Je restai debout au milieu de cette tache de sang, complètement vulnérable, exposé à son regard concupiscent.
— Que tu as de beaux yeux, Astre, soufflais-je.
— C'est pour mieux te regarder, Neige.
— Que tu as une belle peau...
— C'est pour mieux te plaire, Neige, répondait-il en se redressant à demi, sa main crispée sur les draps au point de les déchirer.
— Que tu as de belles mains...
— C'est pour mieux te caresser, Neige.
— Que tu as de grands crocs...
— C'est pour mieux te dévorer ! hurlait-il en se jetant enfin sur moi pour me plaquer au sol.
Son corps écrasait le mien et son odeur animale omniprésente saturait mes sens tandis que ses doigts fermés sur mes poignets me maintenaient en son pouvoir.

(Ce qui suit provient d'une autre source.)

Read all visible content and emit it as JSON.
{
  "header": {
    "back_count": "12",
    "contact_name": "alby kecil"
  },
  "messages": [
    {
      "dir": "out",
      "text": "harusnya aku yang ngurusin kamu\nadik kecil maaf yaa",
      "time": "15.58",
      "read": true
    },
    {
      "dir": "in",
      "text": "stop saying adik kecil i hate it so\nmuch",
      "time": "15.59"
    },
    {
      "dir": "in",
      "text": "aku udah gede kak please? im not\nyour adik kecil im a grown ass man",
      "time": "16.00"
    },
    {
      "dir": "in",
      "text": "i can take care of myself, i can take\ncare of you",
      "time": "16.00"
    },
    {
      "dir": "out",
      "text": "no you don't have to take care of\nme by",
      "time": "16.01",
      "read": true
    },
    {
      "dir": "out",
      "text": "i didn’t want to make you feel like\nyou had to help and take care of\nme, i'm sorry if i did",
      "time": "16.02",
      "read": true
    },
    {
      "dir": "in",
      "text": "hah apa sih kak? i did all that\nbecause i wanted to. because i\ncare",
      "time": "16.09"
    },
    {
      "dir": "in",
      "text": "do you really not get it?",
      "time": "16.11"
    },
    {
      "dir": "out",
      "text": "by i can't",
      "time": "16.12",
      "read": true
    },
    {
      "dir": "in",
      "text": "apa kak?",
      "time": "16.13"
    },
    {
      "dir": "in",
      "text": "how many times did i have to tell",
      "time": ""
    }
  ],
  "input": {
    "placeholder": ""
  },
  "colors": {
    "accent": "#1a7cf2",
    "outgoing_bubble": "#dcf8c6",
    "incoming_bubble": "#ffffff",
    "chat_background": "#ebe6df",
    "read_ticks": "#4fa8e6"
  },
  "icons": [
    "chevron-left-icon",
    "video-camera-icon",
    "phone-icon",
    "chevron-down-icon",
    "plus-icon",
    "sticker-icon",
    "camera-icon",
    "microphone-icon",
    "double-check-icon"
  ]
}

Ses lèvres se posaient dans le creux de mon cou, que ses dents mordillaient légèrement. Je hoquetai en me cabrant sous lui, me frottant irrésistiblement contre son corps, nos deux érections pressées l'une contre l'autre. La certitude qu'il ressentait le même désir que moi me rendait extatique.
Il embrassait ma poitrine, croquait le bouton rose de mes mamelons, glissait sa langue sur mon ventre et me lâchait les poignets pour écarter mes jambes. Ses doigts malaxaient la peau de ma taille, puis l'intérieur de mes cuisses, qu'il embrassait en s'approchant dangereusement de mon sexe dressé, gorgé de désir, suppliant qu'on le libère de la délicieuse tension qui grimpait encore, frisant avec l'insupportable.
Je le suppliai, je murmurai ou je criai son nom...
Jusqu'à ce que ses mains, parfois ses lèvres, se referment enfin sur moi.
Alors tout se déchirait, tout culminait pour exploser à cet instant de plaisir...
Il prononçait mon nom...
Et je me réveillai en haletant, couvert de sueur, dans mes draps froissés, tâchés par les restes de mon désir.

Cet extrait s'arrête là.